EDITORIAL: Hey, stop trying to censor the Internet

State Hornet Staff

Software piracy and copyright infringement is a huge problem for the entertainment industry. Since April 2011, three bills and one international trade agreement have been introduced as attempts to curb digital copyright infringement. None of the four attempts have been passed by Congress, because all four would have granted corporations and the government the ability to gather the private information of anybody who uses services like Google and Facebook.

The four attempts at stopping Internet piracy were: The Stop Online Piracy Act (SOPA), PROTECT IP Act (PIPA), Anti-Counterfeiting Trade Agreement (ACTA) and the most recent attempt, the Cyber Intelligence Sharing and Protection Act (CISPA). All four were vague enough to grant sweeping powers to both the government and corporations that would effectively censor the Internet.

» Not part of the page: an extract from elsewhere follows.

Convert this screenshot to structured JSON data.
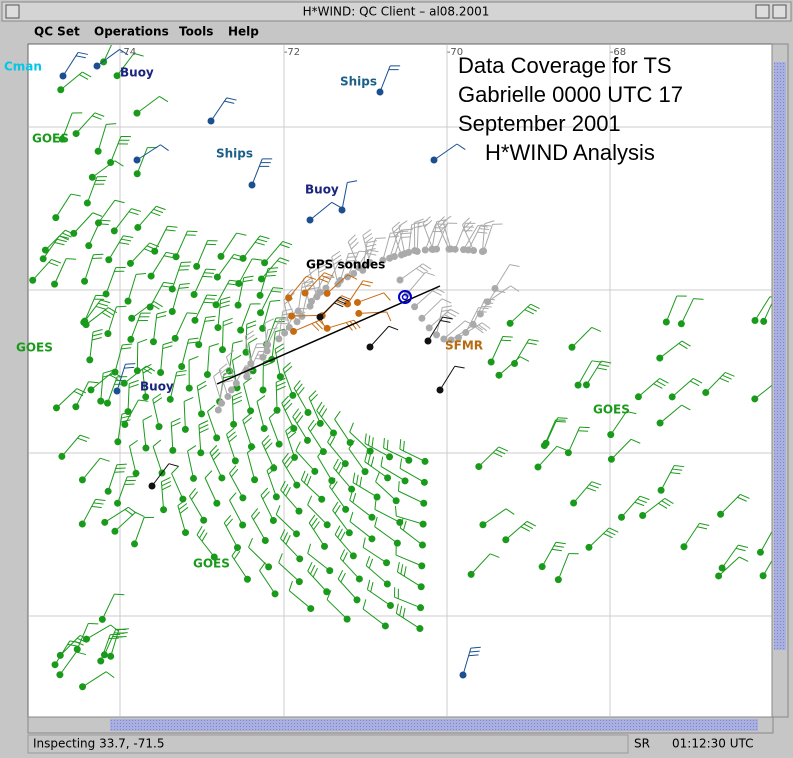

This is not the right approach to battling piracy and digital crime.

The most recent bill, CISPA, was passed by the House of Representatives on April 18. CISPA would allow for corporations and the government to freely share all the private information they have with each other in the name of battling the theft of intellectual property. When it reached the Senate, the members decided to change the bill; the Senate is drafting its own version of the bill, according to the Huffington Post.

“Information sharing is a key component of cybersecurity legislation, but the Senate will not take up CISPA,” Sen. Jay Rockefeller (D-W.Va.), chairman of the Senate Commerce Committee, told the Huffington Post.

Even though Congress refuses to kill CISPA, the White House has explicitly stated it will issue a veto against CISPA if it passes.

“We have long said that information sharing improvements are essential to effective legislation, but they must include proper privacy and civil liberties protections, reinforce the appropriate roles of civilian and intelligence agencies and include targeted liability protections,” the official White House statement released April 16 said.

If the government were able to access all the private information a corporation possesses about a person, or vice-versa, it would mean that person could easily be tracked throughout his or her life as long as they stay in a country with a cell phone network.

Even if the person in question obeys the law throughout his or her life, there is no guarantee the information will not be misused or abused. While identity theft is the biggest issue, corporations could discriminate against this person in job applications, interest rates, mortgages or car loans, just to name a few potential abuses.

Even with these problems and the ones the White House addressed, the U.S. still signed ACTA in 2011, alongside Australia, Canada, Japan, Morocco, New Zealand, Singapore, and South Korea. The international trade agreement, if ratified by the countries that signed it, pressures Internet service providers to enforce suspected copyright infringement among their customers, increases civil and criminal penalties for copyright violations, requires legal ramifications for people circumnavigating copyright protection technologies and it violates users’ privacy and due process rights, according to the Electronic Frontier Foundation.

During the ACTA negotiations, protesters took to the streets all over the world. The Christian Science Monitor reported in 2011 that protests sprung up in Germany, France, the United Kingdom and other European nations in an attempt to convince the European Union to abandon support for the agreement.

The protests seemed to have a hand in convincing Germany, Poland, the Czech Republic, Slovakia and Latvia to pull their support for ACTA. Germany’s Justice Minister, Sabine Leutheusser-Schnarrenberger, refused to sign the treaty until her colleagues in the European Commission and the European Parliament considered all the legal ramifications of ratifying ACTA.

Combating piracy does not have to mean censoring the Internet. This is not merely a domestic issue, but an international one that needs to be handled neutrally so as to curb piracy while keeping the enforcers from having too much power.

In fact, it could be too daunting of a task to prevent piracy through law; a more effective method would involve making content more available to users while convincing those same users that piracy is not a victimless crime.